Le débat met en jeu des compétences variées. Alors que beaucoup le pense exclusivement technique, c'est-à-dire mettant en oeuvre des raisons que l'intelligence personnelle examine et valide ou rejette librement, le débat est le champ d'autres forces qui comprennent la domination de l'autre, la soumission à un système d'idées indiscutées, mal formulées et auxquelles on se laisse soumettre sans le vouloir. Lorsque l'on rencontre l'instinct de domination d'un interlocuteur, puissance souvent déterminée par un vulgaire mécanisme hormonal, on se trouve confronté à plusieurs possibilités. Particulièrement l'une d'entre elles consiste à admettre l'argument de l'interlocuteur dominateur dans le système d'"idées" vagues auquel on se soumet. L'autre croit alors avoir triomphé rationnellement, et je peux croire être d'accord avec lui.

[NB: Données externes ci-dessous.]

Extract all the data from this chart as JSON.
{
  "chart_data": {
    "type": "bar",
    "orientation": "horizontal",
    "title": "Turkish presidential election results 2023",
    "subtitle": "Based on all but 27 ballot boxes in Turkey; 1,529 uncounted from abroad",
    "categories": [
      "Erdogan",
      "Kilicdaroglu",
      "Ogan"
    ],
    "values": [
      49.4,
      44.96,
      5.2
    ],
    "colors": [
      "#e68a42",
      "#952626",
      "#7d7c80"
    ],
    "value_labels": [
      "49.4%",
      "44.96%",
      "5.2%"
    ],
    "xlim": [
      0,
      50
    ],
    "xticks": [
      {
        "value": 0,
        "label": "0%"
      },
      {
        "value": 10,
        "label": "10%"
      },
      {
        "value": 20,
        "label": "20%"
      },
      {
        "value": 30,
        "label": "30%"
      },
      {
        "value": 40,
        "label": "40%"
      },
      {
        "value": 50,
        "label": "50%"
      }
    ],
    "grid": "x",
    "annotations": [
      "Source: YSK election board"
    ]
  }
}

Cette situation est très fréquente dans les discussions politiques. Un fanatique va souvent tenter d'identifier si votre système de "valeurs", ces idées vagues mal construites, peu critiquées, correspond au sien. Il va alors tenter de vous dominer en vous démontrant que l'argument qu'il vous présente appartient à ce système de valeurs que vous pensez "partager" et qu'il en résulte que vous n'avez pas le droit de ne pas être d'accord, puisque vous "partagez" son système de "valeurs".

Généralement, la virulence de l'interlocuteur vous avertit d'une situation dangereuse dans laquelle vous allez insidieusement vous soumettre. Vous ne savez pas trop pourquoi vous souhaiteriez exprimer un désaccord, une nuance. Vous sentez seulement, que "ça" ne va pas.

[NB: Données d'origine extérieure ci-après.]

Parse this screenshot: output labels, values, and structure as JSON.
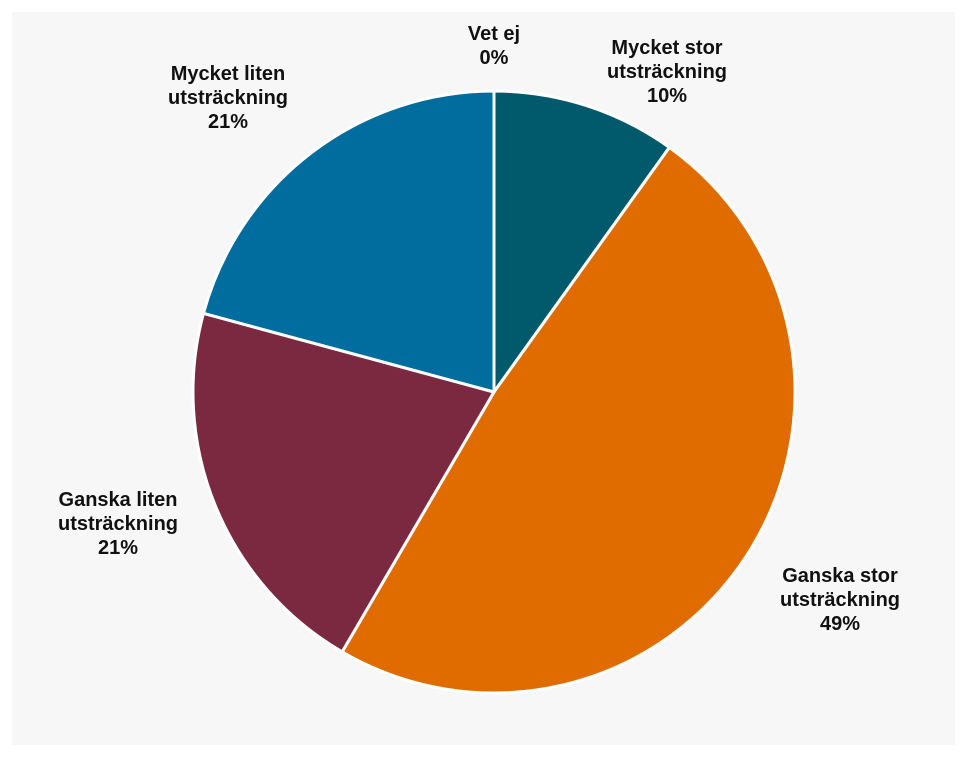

Et alors, vous vous mettez à haïr le dominateur, parce que vous savez que, même si vous trouviez un raisonnement pour contester son point de vue ou pour présenter votre nuance, ce que les circonstances vous rendent difficiles, vous sentez confusément que ce qui importe à votre dominateur, ce n'est pas que vous soyez d'un avis différent, c'est que vous vous soumettiez.

L'objet de la soumission est rarement la personne même du dominateur. Cela arrive dans de rares cas de paranoïa, fréquents cependant dans le milieu politique. Le plus souvent, le dominateur va se réfugier derrière le "système d'idées" vague et mal défini.

Le retraité, malgré sa nette supériorité intellectuelle et technique dans la discussion, a été dominé par l'animateur pour des raisons purement physiologiques. Son dilemne se résumait à se soumettre ou à dire qu'il n'aimait pas son dominateur. C'est la seconde solution qu'il suivit, emporté par le dégoût devant l'impensé du système de "valeurs" qui se révélait derrière l'aggression du dominateur.

Bien entendu, cette situation est l'une des plus détestables qui soient.